Lo que importa
- El precio de la vivienda libre en España subió un 8,4% en 2024, más del doble que en 2023, cuando aumentó un 4%, según el Instituto Nacional de Estadística (INE).
- Se trata del mayor repunte anual desde 2007, cuando los precios subieron un 9,8%.
- La vivienda nueva se encareció un 10,9% en 2024, mientras que la vivienda usada subió un 8%, ambos en máximos desde 2007.
- En el cuarto trimestre de 2024, los precios aumentaron un 11,3% interanual, 3,2 puntos más que en el trimestre anterior.
- El mercado sigue tensionado por la escasez de oferta y la política monetaria del Banco Central Europeo, que redujo los tipos de interés en la segunda mitad del año.
Contexto
¿Por qué han subido tanto los precios de la vivienda en 2024?
El fuerte encarecimiento de la vivienda en 2024 responde a varios factores. Por un lado, la oferta sigue siendo insuficiente para cubrir la demanda, con un déficit estimado de 500.000 viviendas según el Banco de España. A esto se suma el impacto de la política monetaria: en la primera mitad del año, los tipos de interés altos frenaron las compraventas, pero no lograron contener los precios. En la segunda mitad del año, la rebaja del precio del dinero impulsó el mercado inmobiliario al abaratar las hipotecas.
¿Qué diferencia hubo entre vivienda nueva y usada?
La vivienda nueva registró el mayor aumento de precio, con un alza del 10,9% en 2024, la más alta desde 2007. En el caso de la vivienda usada, el incremento fue del 8%. Ambas categorías encadenan once años consecutivos de subidas.
¿Cómo evolucionaron los precios a lo largo del año?

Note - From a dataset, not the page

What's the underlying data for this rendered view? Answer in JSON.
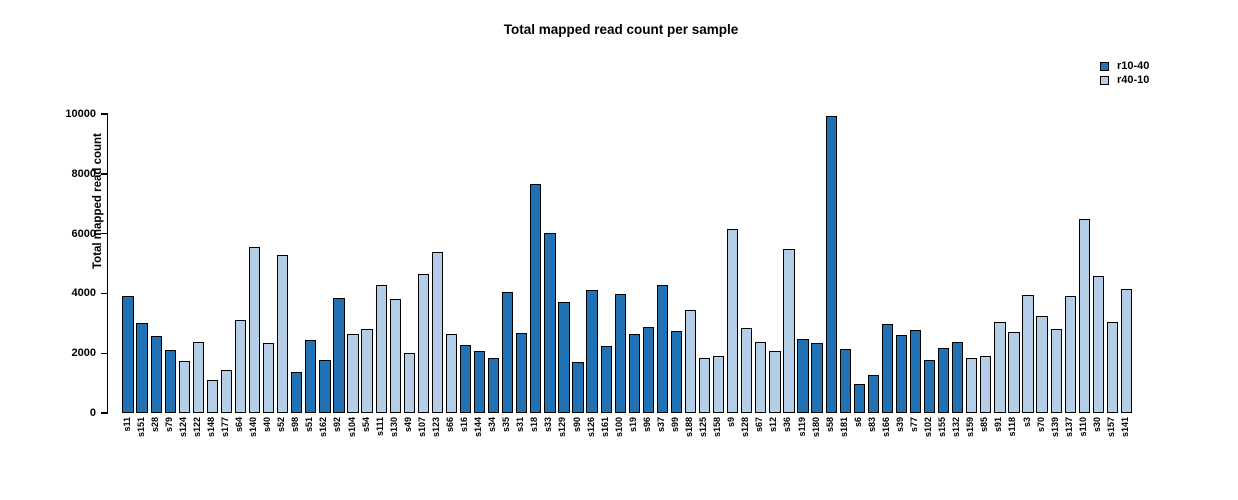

El aumento fue progresivo: en el primer trimestre de 2024, los precios subieron un 6,3% interanual, en el segundo un 7,8%, en el tercero un 8,1% y en el cuarto trimestre un 11,3%, evidenciando una aceleración en la segunda mitad del año.
¿Cómo se compara con años anteriores?
En 2023, el precio de la vivienda había subido un 4%, menos de la mitad del incremento de 2024. En 2022, el alza fue del 7,4%, lo que hasta ahora representaba el mayor aumento anual desde 2007.

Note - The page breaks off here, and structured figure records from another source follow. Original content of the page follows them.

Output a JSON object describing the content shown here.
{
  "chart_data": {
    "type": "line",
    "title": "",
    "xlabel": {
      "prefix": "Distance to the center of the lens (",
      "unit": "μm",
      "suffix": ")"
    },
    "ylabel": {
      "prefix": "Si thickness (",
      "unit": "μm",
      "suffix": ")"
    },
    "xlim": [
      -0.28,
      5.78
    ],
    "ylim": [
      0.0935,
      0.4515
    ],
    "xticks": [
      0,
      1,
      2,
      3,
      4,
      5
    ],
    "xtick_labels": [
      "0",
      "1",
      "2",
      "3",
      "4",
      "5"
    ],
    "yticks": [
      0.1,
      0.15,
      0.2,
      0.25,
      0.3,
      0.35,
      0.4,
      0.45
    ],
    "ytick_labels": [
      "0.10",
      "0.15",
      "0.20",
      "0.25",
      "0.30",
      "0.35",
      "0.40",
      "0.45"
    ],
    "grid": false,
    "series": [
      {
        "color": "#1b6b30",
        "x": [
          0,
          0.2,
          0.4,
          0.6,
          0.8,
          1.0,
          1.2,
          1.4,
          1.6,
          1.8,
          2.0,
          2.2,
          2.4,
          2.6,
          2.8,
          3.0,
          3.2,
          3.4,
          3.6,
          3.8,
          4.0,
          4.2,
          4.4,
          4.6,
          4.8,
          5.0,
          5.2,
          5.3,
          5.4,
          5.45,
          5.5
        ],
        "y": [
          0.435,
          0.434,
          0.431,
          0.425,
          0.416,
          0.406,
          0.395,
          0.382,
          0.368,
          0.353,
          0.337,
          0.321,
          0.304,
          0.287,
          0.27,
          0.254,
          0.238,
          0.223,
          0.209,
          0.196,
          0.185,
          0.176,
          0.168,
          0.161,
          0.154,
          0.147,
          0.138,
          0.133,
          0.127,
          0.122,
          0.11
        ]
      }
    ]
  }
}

¿Qué papel juega el Banco Central Europeo en esta dinámica?
El BCE tuvo un papel clave en la evolución del mercado inmobiliario en 2024. En la primera mitad del año, los tipos de interés altos encarecieron la financiación, limitando la demanda de hipotecas. Sin embargo, en la segunda mitad, el BCE comenzó a reducir los tipos, lo que impulsó la compra de viviendas y reforzó la presión alcista sobre los precios.
Cómo sigue
El comportamiento del mercado inmobiliario en 2025 dependerá de varios factores. Por un lado, la evolución de los tipos de interés será clave: si el BCE mantiene su política de recortes, la financiación hipotecaria se abaratará aún más, lo que podría seguir impulsando la demanda y elevando los precios. Sin embargo, la persistente falta de oferta sigue siendo un problema estructural que podría mantener la tensión en el mercado.
Otro elemento a seguir será la reacción de los gobiernos ante esta escalada de precios. Algunas medidas, como incentivos a la construcción de vivienda nueva o regulaciones en el mercado del alquiler, podrían entrar en la agenda política para mitigar el impacto en los compradores.
Además, habrá que observar la evolución económica general, ya que una desaceleración del crecimiento o un repunte de la inflación podrían afectar la capacidad de compra de los hogares. Lo que está claro es que, por ahora, el precio de la vivienda en España sigue una tendencia ascendente que no muestra signos de freno inmediato.